Постоялец пожал плечами.

«Есть в доме оружие?» — спросил второй, стоявший сзади.

«Кухонный нож».

"Шутки ваши оставьте при себе, — сказал человек за столом. — Фами-

лия? — Он смотрел на жильца и на фотографию. — Паспорт какой-то странный, — проговорил он, — что у вас там, все такие паспорта?… От кого тут скрываетесь?"

«Ни от кого», — возразил приезжий. Он объяснил, что хозяин дома — его родственник.

«А это мы еще разберемся, кто тут настоящий хозяин, а кто подставной», — ответил сидящий за столом, захлопнул паспорт, но не вернул его, а положил рядом с собой.

«Обыскать!» — сказал он кратко.

«Что же тут разбираться? — сказал приезжий, поглядывая на руки помощника, которые ловко шарили по его карманам. — Тех, кто здесь жил давно, уже нет!»

«Вы так думаете? — спросил лейтенант, поставил портфель на пол возле табуретки и принялся разглядывать бумаги на столе. — Это что?»

Личный досмотр был закончен, путешественник, присев на корточки, добыл из чемодана удостоверение, род охранной грамоты.

«Писатель, — брезгливо сказал лейтенант. — И что же вы пишете? Вот и сидели бы там у себя. Сюда-то зачем приехали?»

«Здесь тихо. Чистый воздух».

«Не очень-то тихо, — возразил лейтенант. — А насчет воздуха я с вами согласен. — Он помолчал и спросил: — Кто тут живет, вам известно?»

«В деревне?»

«Известно ли вам, кто проживает в этом доме?»

«Никто. Дом был заколочен».

«Интересно, — сказал человек за столом. — Очень даже интересно. А вот у нас есть данные, что сюда вернулся нелегально бывший хозяин».

«Откуда?»

«Что откуда?»

«Откуда он вернулся?»

«Из ссылки, — сказал лейтенант. — Да ты садись, так и будешь стоять, что ли?… Имеются данные. Это, понятно, не для разглашения, но вам как писателю будет интересно».

«Мне кажется, вы опоздали…» — заметил приезжий.

«Я говорил, надо было выезжать немедленно», — проворчал помощник.

«А ты помолчи, Семенов… Почему же это мы опоздали?»

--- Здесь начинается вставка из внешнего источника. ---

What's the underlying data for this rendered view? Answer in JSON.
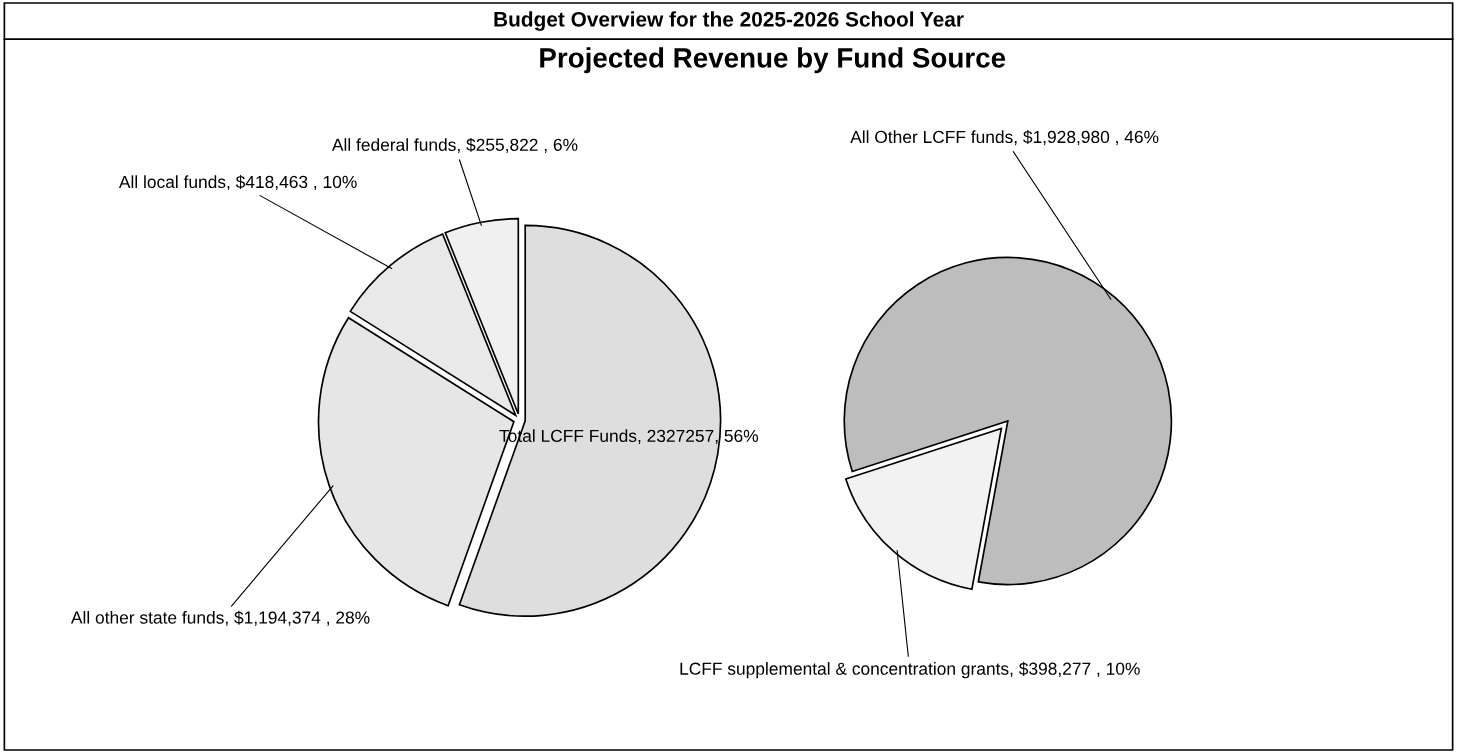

Приезжий пожал плечами: «Другое время».

Ночной лейтенант взглянул на ручные часы, потом на ходики, тускло блестевшие в полутьме.

«Часы— то ваши стоят. Как же это так? -Он поглядел на писателя. — Живешь, а времени не знаешь, — сказал он, перейдя снова на „ты“. — Подтяни гирю, Семенов. Гирю, говорю, подтяни… И стрелки переведи. Да что у тебя, едрена вошь, руки дырявые, что ли!»